Spec-aware Planning

Merlin’s headline feature is not “an LLM that calls tools” — those are common. The differentiator is that specs are loaded as constraints before planning, and verified after execution.

The Flow

At the start of every task:

  1. List specs. Merlin invokes the specsync-list plugin command, which returns every module spec registered with spec-sync.
  2. Score relevance. Each spec name is tokenized (lowercased, non-alphanumeric split, short/stop words dropped) and scored by token overlap with the task description.
  3. Read the top three. For each top match, Merlin invokes specsync-read <name> to fetch the full spec content.
  4. Extract constraint sections. From each spec, Merlin extracts four sections:
    • ## Purpose
    • ## Invariants
    • ## Public API
    • ## Error Cases If a spec has none of those, the full body is used.
  5. Inject as constraints. The extracted text is added as a spec constraint via Context::add_spec_constraint, which appends it to the system prompt under an “Active Spec Constraints” header.
  6. Tell the LLM. The system prompt explicitly states “You MUST follow these specs. Violations will cause verification failure.”

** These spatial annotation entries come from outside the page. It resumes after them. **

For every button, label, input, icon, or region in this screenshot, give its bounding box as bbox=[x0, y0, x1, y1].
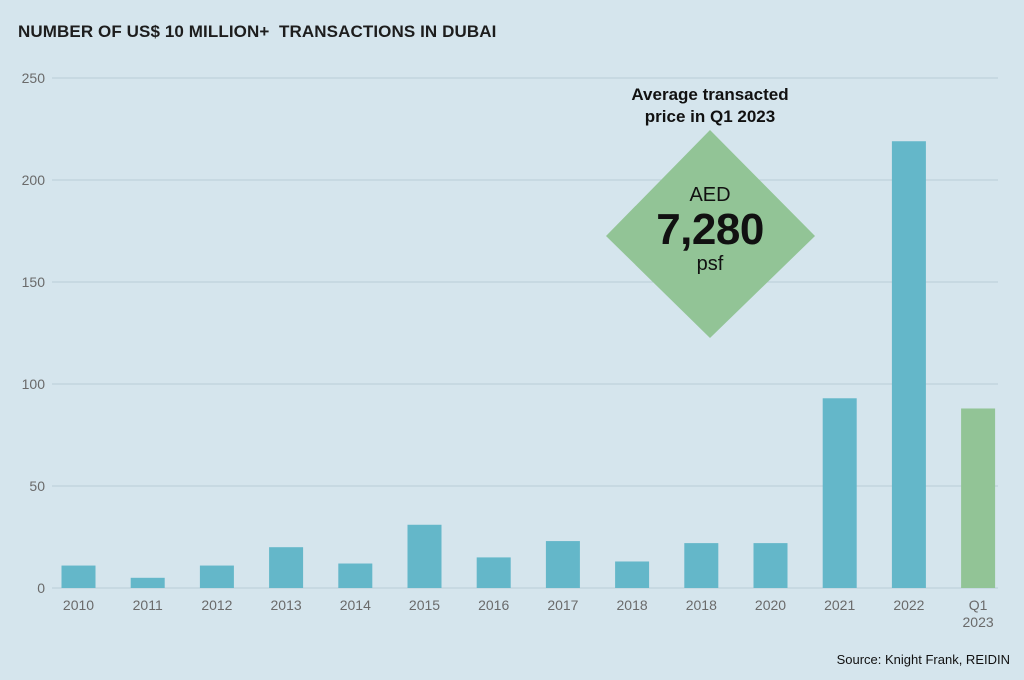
y-tick-label: 200 bbox=[22, 172, 46, 188]
bar bbox=[476, 557, 511, 588]
bar bbox=[684, 543, 719, 588]
bar bbox=[545, 541, 580, 588]
callout-value: 7,280 bbox=[656, 205, 764, 254]
y-tick-label: 100 bbox=[22, 376, 46, 392]
x-tick-label: 2011 bbox=[133, 597, 163, 613]
x-tick-label: 2018 bbox=[686, 597, 717, 613]
bar bbox=[199, 565, 234, 588]
x-tick-label: 2015 bbox=[409, 597, 440, 613]
callout-title-line1: Average transacted bbox=[631, 85, 789, 104]
x-tick-label: 2012 bbox=[201, 597, 232, 613]
x-tick-label: 2018 bbox=[617, 597, 648, 613]
x-tick-label: Q1 bbox=[969, 597, 988, 613]
x-tick-label: 2023 bbox=[963, 614, 994, 630]
x-axis-labels: 2010 2011 2012 2013 2014 2015 2016 2017 2018 2018… bbox=[63, 597, 994, 630]
y-axis-labels: 0 50 100 150 200 250 bbox=[22, 70, 46, 596]
x-tick-label: 2022 bbox=[893, 597, 924, 613]
callout-value-block: AED 7,280 psf bbox=[610, 183, 810, 275]
bar bbox=[269, 547, 304, 588]
bar bbox=[891, 141, 926, 589]
x-tick-label: 2020 bbox=[755, 597, 786, 613]
bar bbox=[961, 408, 996, 588]
callout-title-line2: price in Q1 2023 bbox=[644, 107, 776, 126]
y-tick-label: 50 bbox=[29, 478, 45, 494]
x-tick-label: 2014 bbox=[340, 597, 371, 613]
y-tick-label: 150 bbox=[22, 274, 46, 290]
diamond-layer bbox=[606, 130, 815, 338]
bar bbox=[407, 524, 442, 588]
bar bbox=[822, 398, 857, 588]
y-tick-label: 250 bbox=[22, 70, 46, 86]
callout-title: Average transacted price in Q1 2023 bbox=[600, 84, 820, 128]
callout-currency: AED bbox=[689, 184, 731, 206]
bar bbox=[753, 543, 788, 588]
bar bbox=[615, 561, 650, 588]
bar bbox=[130, 577, 165, 588]
x-tick-label: 2016 bbox=[478, 597, 509, 613]
callout-unit: psf bbox=[696, 253, 724, 275]
x-tick-label: 2010 bbox=[63, 597, 94, 613]
x-tick-label: 2013 bbox=[271, 597, 302, 613]
bars-layer bbox=[61, 141, 996, 589]
x-tick-label: 2021 bbox=[824, 597, 855, 613]
source-note: Source: Knight Frank, REIDIN bbox=[836, 652, 1010, 667]
price-diamond bbox=[606, 130, 815, 338]
bar bbox=[338, 563, 373, 588]
bar bbox=[61, 565, 96, 588]
x-tick-label: 2017 bbox=[547, 597, 578, 613]
y-tick-label: 0 bbox=[37, 580, 45, 596]
chart-title: NUMBER OF US$ 10 MILLION+ TRANSACTIONS I… bbox=[18, 22, 497, 41]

After execution, the verify lane (which includes fledge spec check) confirms the changes don’t break the contract — and any failure is fed back to the LLM for another iteration, bounded by max_retries.

Example

Task: "add error handling to the parser"

Spec registry:

  • agent
  • provider
  • parser
  • fledge-protocol

Token overlap scoring:

  • parser → 1 (matches “parser”)
  • agent, provider, fledge-protocol → 0

Top picks: [parser]. Merlin reads specs/parser/parser.spec.md, extracts the four sections, and prepends them to the system prompt:

## Active Spec Constraints

You MUST follow these specs. Violations will cause verification failure.

---
# Spec: parser

## Purpose
The parser module turns raw input into structured AST nodes...

## Invariants
1. UTF-8 input only.
2. Position info preserved for every node.
...
---

Implementation

The relevance matcher is in crates/merlin-core/src/spec_loader.rs. It exposes two pure functions, both unit-tested:

  • select_relevant_specs(task: &str, all_specs: &[String], top_n: usize) -> Vec<SpecRef>
  • extract_constraint_sections(spec_name: &str, full_content: &str) -> String

The agent loop calls them in Agent::load_relevant_specs, which is invoked from Agent::run_task between memory recall and the first LLM turn.

Tuning

  • The top_n parameter is currently hardcoded to 3 in agent.rs. If the task touches many modules, you may want more; tasks at module boundaries usually hit cleanly with 3.
  • The stop-word list (in spec_loader.rs) is small and intentionally generic. If your project’s modules use names that collide with English stop words, consider extending it.
  • Keyword overlap is unweighted — every match is worth 1 point. For larger spec corpora, a TF-IDF or embedding-based scorer would be more accurate. A RelevanceScorer trait would be the natural extension point.

Spec-write-first (Future)

The design spec calls for an additional flow: when the LLM is creating a new module, it should write the spec first, register it via specsync-register, and then implement. This is not yet wired up. See the project plan for status.